A piece of advice you would give to someone who's looking incorporate a plant-based diet into their lives.
Always start with your pantry staples. Because when you constantly eat the refined sugars, flour, processed oils and refined salts that are just sodium and deficient in minerals, your body will cling to the processed junk and crave for all of the wrong stuff. Also, if you happen to have snacks, it's because it's there. So control what you buy in a supermarket as well. Don't get any of the processed stuff and read the labels — start with that.
What's next for you?
One of the reasons that I'm here in Singapore, is to scout out the space. But one of my biggest passions and missions, is to scale what we have been doing in our consultancy. For me, It's extremely important to do what we do. We R&D our processes, we audited to figure out our sustainability methods, and we were also recently recognised by the United Nations as a best-practice case study on sustainable sourcing and responsible management. It's wonderful that my restaurants have succeeded in doing so, but that's not enough.
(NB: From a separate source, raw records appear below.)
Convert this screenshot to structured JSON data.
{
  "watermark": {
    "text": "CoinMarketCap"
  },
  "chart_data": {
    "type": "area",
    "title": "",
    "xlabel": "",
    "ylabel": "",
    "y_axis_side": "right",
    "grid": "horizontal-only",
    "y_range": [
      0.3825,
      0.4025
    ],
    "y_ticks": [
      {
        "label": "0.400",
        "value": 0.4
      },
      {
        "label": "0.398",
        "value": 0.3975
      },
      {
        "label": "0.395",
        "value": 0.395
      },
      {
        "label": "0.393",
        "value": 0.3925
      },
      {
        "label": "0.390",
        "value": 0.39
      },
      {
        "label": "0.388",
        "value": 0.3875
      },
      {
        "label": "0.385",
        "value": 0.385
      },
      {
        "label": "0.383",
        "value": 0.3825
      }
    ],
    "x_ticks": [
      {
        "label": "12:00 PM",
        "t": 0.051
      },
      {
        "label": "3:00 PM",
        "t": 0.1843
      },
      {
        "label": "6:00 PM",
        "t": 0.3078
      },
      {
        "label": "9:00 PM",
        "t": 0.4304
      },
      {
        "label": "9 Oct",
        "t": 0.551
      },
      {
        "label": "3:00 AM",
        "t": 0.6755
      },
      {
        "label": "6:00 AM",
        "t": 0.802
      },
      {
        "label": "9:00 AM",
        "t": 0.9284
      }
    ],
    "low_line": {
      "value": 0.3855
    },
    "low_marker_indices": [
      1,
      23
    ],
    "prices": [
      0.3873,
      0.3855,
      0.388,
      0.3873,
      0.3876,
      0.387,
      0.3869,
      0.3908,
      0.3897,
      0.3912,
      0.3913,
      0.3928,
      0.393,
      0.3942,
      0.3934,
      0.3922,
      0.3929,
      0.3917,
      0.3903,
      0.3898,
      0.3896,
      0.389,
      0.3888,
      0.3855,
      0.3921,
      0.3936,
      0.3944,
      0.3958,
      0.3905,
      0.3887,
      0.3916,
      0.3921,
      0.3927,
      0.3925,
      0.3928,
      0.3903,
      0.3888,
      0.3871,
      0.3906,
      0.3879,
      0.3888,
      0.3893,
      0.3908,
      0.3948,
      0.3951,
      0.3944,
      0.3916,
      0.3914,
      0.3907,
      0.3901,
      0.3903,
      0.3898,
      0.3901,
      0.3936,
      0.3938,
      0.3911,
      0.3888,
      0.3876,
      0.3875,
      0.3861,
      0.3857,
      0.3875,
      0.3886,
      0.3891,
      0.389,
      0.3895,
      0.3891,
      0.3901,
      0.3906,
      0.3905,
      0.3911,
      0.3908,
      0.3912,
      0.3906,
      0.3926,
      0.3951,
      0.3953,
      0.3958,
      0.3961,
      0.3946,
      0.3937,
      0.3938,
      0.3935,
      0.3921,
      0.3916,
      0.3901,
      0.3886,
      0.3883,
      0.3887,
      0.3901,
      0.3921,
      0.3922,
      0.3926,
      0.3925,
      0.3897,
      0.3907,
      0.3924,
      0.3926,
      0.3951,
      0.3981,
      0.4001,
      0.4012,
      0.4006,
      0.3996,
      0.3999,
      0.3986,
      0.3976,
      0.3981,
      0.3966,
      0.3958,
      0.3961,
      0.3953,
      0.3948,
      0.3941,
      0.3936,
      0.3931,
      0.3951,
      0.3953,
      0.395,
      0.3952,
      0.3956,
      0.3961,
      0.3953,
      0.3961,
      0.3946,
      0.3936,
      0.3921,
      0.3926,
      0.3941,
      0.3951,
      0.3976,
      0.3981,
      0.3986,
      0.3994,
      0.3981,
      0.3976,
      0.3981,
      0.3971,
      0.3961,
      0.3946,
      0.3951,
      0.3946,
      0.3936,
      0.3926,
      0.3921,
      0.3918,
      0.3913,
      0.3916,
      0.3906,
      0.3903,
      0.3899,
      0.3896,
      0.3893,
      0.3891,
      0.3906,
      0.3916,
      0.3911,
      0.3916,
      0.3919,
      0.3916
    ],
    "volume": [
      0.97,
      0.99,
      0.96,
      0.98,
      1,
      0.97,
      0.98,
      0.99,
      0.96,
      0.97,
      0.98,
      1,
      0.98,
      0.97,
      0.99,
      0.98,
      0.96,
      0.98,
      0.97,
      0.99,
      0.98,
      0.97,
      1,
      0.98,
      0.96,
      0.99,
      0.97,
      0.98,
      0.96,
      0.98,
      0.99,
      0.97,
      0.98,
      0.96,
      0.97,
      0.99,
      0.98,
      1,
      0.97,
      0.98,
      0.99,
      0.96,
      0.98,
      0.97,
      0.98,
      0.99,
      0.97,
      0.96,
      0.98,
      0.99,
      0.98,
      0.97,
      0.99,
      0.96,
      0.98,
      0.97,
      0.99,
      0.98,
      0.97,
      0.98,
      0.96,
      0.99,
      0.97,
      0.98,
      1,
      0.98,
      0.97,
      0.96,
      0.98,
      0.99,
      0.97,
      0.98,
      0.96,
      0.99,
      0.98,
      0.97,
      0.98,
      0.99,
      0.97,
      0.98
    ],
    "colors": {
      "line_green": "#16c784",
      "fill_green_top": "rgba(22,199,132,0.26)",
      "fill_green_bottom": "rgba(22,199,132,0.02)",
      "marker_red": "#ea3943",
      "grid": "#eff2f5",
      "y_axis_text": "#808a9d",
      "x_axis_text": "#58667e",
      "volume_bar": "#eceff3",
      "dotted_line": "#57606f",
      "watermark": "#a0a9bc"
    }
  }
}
What we need is for the other 15,000 restaurants to do the same in Hong Kong. We have to scale education, because without that, people are not going to feel empowered to create change. They're only going to be told what to do and that's all they are going to do. We have the knowledge, the science, the curriculum — so that's why one of my most exciting missions is to scale those kind of practices so that other chefs can replicate.